Shazia Kirmani, who gave Nirali a solid introduction to interior design in “Decorating 101,” made her Bravo debut last night in “Top Design’s” second season. The TV series, hosted last time by Todd Oldham who transitions to a mentor role this season, follows 13 interior designers through various challenges as they compete to win $100,000 and a four-page showcase in Elle Decor magazine. (One member of the judge’s panel, Margaret Russell, serves as editor-in-chief of Elle Decor.)
Kirmani and the 12 other designers featured on the show have diverse backgrounds. The group includes a trained countertenor, an artist, a Yale-trained architect, a real-estate developer, a set decorator for film and TV, a former fashion designer, a magazine style editor, and several decorators who already run their own firms. Kirmani falls in the latter group. After graduating from the Art Institute of Dallas, she and her roommate designer Jesse Neargarder had their East Dallas apartment featured in D Home. Today she helms her own design firm, EgoSpace Interiors.

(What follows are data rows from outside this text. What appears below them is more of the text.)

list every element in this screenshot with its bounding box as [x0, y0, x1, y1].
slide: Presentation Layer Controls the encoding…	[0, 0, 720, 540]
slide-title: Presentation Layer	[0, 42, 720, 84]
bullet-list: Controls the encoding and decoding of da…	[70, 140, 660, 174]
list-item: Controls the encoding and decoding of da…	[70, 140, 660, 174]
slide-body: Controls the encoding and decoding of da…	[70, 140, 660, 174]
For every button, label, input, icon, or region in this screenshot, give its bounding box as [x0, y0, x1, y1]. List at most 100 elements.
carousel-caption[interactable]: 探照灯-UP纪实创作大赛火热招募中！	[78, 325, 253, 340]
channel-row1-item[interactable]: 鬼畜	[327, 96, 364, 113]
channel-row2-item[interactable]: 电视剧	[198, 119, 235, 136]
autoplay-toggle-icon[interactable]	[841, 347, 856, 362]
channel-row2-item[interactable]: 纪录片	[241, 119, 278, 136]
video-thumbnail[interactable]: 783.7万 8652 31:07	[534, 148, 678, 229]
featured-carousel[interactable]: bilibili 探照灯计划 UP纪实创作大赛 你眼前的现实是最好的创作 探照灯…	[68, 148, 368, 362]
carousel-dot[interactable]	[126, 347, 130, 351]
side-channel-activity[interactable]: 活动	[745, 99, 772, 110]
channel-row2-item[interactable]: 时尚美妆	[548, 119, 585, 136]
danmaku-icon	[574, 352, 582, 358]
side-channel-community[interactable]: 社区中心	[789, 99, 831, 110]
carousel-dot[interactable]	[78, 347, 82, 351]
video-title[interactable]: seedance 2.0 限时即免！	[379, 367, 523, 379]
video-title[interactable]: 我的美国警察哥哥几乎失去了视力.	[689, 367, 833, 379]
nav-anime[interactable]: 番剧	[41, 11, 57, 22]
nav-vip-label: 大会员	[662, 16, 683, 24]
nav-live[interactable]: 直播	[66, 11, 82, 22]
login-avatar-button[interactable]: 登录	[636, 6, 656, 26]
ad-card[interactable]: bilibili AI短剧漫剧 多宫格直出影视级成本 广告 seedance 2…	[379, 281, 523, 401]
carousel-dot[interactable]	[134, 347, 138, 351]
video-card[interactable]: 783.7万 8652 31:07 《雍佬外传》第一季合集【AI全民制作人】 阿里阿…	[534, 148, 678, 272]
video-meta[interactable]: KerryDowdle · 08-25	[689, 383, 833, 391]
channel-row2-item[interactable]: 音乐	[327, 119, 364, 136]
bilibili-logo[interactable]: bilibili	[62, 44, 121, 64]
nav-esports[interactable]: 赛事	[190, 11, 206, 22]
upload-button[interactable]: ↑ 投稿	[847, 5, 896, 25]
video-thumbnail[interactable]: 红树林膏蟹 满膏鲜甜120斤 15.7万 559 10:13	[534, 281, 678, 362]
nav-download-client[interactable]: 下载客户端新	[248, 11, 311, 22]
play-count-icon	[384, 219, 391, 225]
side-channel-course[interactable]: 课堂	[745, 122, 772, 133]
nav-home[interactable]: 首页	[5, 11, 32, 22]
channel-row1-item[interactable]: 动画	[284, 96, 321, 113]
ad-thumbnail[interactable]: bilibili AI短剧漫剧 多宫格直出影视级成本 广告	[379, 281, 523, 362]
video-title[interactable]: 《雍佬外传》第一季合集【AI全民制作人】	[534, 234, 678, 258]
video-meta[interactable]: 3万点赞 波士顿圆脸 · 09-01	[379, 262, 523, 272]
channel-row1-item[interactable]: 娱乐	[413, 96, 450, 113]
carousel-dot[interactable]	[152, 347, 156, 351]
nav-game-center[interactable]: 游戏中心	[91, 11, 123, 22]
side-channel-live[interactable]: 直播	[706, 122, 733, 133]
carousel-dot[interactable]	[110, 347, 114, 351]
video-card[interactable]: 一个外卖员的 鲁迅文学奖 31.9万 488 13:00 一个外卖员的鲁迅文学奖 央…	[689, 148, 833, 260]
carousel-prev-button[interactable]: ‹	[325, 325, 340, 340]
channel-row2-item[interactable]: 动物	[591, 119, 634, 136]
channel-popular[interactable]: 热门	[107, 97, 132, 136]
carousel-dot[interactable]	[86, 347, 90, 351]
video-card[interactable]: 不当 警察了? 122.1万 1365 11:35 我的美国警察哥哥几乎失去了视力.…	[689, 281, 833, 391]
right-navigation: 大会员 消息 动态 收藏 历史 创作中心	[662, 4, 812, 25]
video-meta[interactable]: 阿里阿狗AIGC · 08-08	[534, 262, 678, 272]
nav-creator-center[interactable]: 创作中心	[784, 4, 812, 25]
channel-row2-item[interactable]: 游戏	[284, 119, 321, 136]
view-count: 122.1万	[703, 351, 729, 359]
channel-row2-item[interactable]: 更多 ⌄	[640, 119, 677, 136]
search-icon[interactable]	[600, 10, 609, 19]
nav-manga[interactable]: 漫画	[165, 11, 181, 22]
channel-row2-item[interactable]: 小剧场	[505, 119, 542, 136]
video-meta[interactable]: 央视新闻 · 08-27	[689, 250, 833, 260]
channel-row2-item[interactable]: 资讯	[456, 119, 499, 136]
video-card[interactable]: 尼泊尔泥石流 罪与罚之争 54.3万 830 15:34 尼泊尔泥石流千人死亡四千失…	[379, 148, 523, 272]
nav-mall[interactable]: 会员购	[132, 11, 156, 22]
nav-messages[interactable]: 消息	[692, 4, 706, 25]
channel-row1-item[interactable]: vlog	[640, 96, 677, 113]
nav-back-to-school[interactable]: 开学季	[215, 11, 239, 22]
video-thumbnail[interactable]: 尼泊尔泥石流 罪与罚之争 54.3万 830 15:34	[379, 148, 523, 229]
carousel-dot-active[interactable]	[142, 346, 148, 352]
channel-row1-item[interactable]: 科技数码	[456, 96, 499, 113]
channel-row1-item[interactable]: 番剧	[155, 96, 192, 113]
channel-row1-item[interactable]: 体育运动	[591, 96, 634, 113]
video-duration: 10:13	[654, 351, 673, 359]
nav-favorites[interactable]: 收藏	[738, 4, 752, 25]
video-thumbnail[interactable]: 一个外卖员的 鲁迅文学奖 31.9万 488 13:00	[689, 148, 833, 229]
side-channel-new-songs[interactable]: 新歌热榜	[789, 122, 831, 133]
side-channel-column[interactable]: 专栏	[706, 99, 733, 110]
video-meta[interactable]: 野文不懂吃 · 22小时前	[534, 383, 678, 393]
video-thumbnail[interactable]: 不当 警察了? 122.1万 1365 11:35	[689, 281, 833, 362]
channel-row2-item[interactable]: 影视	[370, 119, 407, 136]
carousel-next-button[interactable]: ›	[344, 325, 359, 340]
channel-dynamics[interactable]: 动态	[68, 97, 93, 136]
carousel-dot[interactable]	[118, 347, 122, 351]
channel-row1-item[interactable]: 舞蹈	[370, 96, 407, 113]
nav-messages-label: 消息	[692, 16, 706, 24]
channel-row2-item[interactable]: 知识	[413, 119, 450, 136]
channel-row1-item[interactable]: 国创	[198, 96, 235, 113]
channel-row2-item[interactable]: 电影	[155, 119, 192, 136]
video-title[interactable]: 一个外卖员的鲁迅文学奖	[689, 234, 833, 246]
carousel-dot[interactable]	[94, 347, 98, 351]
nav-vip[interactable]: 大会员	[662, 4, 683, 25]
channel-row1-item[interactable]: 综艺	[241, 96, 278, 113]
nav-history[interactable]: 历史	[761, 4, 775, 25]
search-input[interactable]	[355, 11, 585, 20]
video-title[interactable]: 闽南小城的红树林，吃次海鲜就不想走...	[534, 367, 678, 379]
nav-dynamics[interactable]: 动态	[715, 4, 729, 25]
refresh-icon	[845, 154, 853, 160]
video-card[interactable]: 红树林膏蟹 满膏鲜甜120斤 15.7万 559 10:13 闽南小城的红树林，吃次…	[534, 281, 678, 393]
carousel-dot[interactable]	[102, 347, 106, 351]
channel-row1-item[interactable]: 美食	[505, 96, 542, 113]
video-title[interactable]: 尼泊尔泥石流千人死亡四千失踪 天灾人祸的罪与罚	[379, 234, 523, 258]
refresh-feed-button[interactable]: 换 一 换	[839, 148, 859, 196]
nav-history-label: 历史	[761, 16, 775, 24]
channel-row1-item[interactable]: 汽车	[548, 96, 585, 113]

In her 60 Second Life Story video, Kirmani says that she was born in Pine Bluff, Arkansas, to Pakistani parents, and that she has lived most of her life in Texas. According to her show bio, after her first semester at University of Texas at Austin studying biochemistry, she realized she was “more passionate about redesigning her bedroom than anything that was going on in the classroom.” In a Star-Telegram.com interview, the designer shares details from behind the scenes at “Top Design.”
Did you get to sleep?
I realized that the human body can function on four hours of sleep. The energy level was so intense that you just keep going and going and going. It was very intense.
Americans think TV is glamorous. Was it for you?
Parts of it were glamorous, parts of it not so much. I remember on the first episode I wore shoes that I probably shouldn’t have because I wanted to look good, and I probably should have worn tennis shoes. It’s a show where you work with your hands and you get sweaty.
Was the interaction between the contestants closer to camaraderie or cut-throat competition?
It was pretty much like high school, actually. Certain people did not get the memo. I certainly didn’t get the memo. I’m not cold and callous. I guess because I’m an outsider, I’ve been an outsider my whole life growing up Pakistani in small towns like Huntsville. That kind of thing just doesn’t bother me.
You’re featured a lot in the first episode. Were you comfortable being on camera, or were you scared?
I was terrified of being on camera. After a while you forget the cameras are there.